Nada fácil debe ser convivir con la muerte. Ver muerte, pensar muerte, respirar muerte. Sin embargo, el paso de los años curte el dolor y poco a poco todo se vuelve costumbre. El de panteonero no es un trabajo para cualquiera. Hay que armarse de valor y vestirse con armadura para salir al ruedo.

Con sus 52 años, Hugo Aciar conoce cada rincón del cementerio de Rawson como la palma de su mano. De caminar cansino y mirada triste, admite que desde que trabaja allí cambió su humor, su forma de ser. “Me lo dice mi familia”. Ya no es el de antes. Y es lógico. “Quienes se jubilaron acá me lo advirtieron. Esto te pone más rudo”.

Nacido en Pocito, pero viviendo en Rawson desde hace mucho tiempo, Hugo repite una y otra vez “hay que hacerlo”. Resignado pero sabiendo que es el trabajo con el que lleva el pan a su casa, se despierta cada día para realizar su rutina diaria.

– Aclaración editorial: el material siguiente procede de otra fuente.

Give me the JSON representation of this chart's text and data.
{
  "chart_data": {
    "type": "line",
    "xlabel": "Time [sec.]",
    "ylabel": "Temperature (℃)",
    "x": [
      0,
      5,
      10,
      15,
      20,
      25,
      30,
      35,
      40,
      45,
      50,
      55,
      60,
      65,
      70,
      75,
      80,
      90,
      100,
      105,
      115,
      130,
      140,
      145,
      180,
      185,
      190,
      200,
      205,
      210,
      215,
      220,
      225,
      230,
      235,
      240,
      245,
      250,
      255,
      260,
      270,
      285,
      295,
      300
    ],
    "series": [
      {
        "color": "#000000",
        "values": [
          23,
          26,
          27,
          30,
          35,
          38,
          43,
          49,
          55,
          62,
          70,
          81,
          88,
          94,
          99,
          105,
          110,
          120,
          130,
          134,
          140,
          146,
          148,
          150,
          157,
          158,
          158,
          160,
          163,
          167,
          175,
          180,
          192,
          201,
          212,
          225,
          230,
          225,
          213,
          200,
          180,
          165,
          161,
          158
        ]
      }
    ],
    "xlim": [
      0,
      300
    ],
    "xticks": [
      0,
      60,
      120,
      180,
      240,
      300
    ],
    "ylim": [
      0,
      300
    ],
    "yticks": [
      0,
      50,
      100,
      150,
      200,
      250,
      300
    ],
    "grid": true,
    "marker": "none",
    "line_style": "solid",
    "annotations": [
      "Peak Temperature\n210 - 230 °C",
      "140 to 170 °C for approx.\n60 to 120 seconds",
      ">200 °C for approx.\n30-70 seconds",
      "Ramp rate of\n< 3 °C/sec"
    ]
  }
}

“Lo que hago es la verificación y apertura de nichos, acompañamiento e introducción del féretro. Además, reviso cajones con pérdidas y olor para llamar a la cochería. Cuando se hacían acá los cambios de metálica, estábamos en contacto con cuerpos desintegrados, para ponerlos en bolsas. El cajón se pica por los gases o porque es malo, hay que abrir el cajón, traer metálica nueva o cambiar el cajón”. Lo dice así, con normalidad. Sin inmutarse, pero con la plena conciencia de que no es algo que puede hacer cualquiera, que es sólo apto para personalidades muy fuertes.

“Yo empecé acá pasando el lampazo. Después me ofrecieron formar parte del grupo de panteoneros. Al principio me llamaba la atención, pero sólo es un cajón con cuerpos sin alma, sin vida. Antes me sentía mal, ahora no. El tiempo endurece”, le dijo a DIARIO DE CUYO.

Hace un año, la vida de Hugo se sacudió por una tragedia. Uno de sus hijos, con sólo 19 años, murió en un accidente de tránsito. “Tengo que pasar todos los días por donde está él. Cuesta, pero uno se acostumbra a vivir con el dolor y con la indiferencia”.

Antes de llegar al cementerio San Miguel, Hugo trabajaba en el campo y en la construcción. Nada similar a lo que realiza actualmente. “Nunca dudé de aceptar. Mi familia me decía que estaba loco, pero hay que adaptarse, no es fácil, pero hay que hacerlo”.

Pese a que ya lleva diez años en su lugar de panteonero, hay algo a lo que nunca pudo acostumbrarse: la muerte de bebés. “Trato de no hacerlo, de evitarlo. Si puedo le pido a otro que lo haga por mí. Es muy duro ver a la familia, muy chocante, es muy doloroso”.

Hugo camina despacio, escucha la radio, intenta amenizar la durísima tarea a la que ya parece acostumbrado, pero no tanto.